Woods Lock - A Quiet Spot
By Ranger Geoff
When I first learned that I was supposed to write about Lock 26, also known as Woods Lock, I must admit that my reaction was, "Where? Why? What happened there?" Nearby Monocacy Aqueduct and Edwards Ferry were replete with Civil War anecdotes, and boasted a nicely restored lockhouse and aqueduct to admire and photograph. "You mean Lockhouse 26 is not even standing anymore?" I thought perhaps there had been a mistake.
On a cool, rainy, late summer day, I made my way out to Lock 26, to take the requisite photos - it was so obscure a site, I could not find any on the park's database. The only sound was the soft rush of rain on leaves and the spattering of droplets when a breeze rustled the overhanging limbs. I was quite alone.
I ended up spending more time there than I'd expected. There is quite a sense of place there. I'm coming more and more to realize that the beauty of the towpath is that for every aqueduct, tunnel, or Canal Town, there are ten places like Lock 26, where the weather and the season collude with the landscape to create their own mood, completely unrepeatable and private.
Lock 26 has aged gracefully. It is currently filled in, to keep its empty walls from collapsing inwards in a pile of stones. The stone foundation of its house has been capped with concrete, to keep its footprint from being completely lost to undergrowth. The discerning eye can pick out where the lock had once been lengthened to accommodate two boats, stem to stern, during a fleeting decade of prosperity on the canal, after the Civil War. Troops came and went during those four years, but did not stay long. Only time kept marching past.
After a few minutes, as the rain came and went, and came again, I began to feel not quite so alone. A giant maple tree, looking like something from J.R.R. Tolkein's Middle Earth, or the Brothers Grimm, stood the whole time, sheltering me, but completely aloof to my presence. Romantic fantasies aside, it did occur to me that this one tree had very possibly seen it all, inasmuch as a tree can see. It appears, smaller but still substantial, in a 1959 photo, when the wooden lockhouse still stood, the flames that would consume it still a decade to come. It certainly had sheltered canallers and mules, and possibly passing rebel cavalry as well.

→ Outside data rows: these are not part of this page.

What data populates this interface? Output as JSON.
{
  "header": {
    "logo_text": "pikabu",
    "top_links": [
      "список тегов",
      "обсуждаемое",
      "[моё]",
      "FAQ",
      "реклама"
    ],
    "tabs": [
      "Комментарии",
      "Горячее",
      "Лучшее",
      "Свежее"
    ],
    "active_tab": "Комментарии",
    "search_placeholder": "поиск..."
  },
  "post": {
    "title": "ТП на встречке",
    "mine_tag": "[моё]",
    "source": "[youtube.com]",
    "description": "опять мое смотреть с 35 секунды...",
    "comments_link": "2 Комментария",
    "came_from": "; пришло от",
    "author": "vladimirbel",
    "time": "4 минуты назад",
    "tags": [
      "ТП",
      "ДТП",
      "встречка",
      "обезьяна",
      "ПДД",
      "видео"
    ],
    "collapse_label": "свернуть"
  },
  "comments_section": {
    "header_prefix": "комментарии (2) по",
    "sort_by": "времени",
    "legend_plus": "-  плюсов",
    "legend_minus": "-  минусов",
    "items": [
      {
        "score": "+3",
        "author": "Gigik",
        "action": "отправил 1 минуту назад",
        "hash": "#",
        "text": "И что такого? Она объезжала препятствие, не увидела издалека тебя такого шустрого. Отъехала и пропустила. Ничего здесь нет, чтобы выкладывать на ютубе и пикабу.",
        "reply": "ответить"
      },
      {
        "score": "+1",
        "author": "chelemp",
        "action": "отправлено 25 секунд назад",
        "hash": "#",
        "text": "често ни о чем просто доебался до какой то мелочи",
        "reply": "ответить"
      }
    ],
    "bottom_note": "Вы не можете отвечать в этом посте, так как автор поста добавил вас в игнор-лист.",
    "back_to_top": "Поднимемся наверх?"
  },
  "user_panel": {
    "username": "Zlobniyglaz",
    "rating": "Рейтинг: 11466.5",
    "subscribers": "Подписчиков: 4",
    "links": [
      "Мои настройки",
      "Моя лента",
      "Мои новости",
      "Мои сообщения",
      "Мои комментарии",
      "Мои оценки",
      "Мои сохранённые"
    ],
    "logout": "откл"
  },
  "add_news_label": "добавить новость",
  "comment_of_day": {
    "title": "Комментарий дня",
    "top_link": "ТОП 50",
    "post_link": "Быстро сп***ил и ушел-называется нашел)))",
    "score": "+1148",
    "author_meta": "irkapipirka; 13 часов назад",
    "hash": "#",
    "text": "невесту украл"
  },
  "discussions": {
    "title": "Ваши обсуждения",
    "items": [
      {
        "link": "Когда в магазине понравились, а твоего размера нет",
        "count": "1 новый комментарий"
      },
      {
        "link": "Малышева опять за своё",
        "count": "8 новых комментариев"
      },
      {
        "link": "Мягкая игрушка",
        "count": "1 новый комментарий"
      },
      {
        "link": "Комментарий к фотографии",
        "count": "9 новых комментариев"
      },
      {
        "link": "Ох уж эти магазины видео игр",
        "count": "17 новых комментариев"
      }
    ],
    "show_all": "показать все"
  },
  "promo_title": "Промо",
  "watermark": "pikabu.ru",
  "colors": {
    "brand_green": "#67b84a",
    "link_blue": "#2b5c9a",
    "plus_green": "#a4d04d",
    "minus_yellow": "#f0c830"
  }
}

I have heard of such "witness trees" before, on battlefields and in castle courtyards, but this was a silent unheralded witness, and it did not seem inclined to let me in on its secrets.
I left as the sun began to burn through the clouds, glad in a way to have left before the scene changed. I confess I feel a small sense of guilt at having revealed my witness' whereabouts to you, but then there are plenty more for you to find on your own.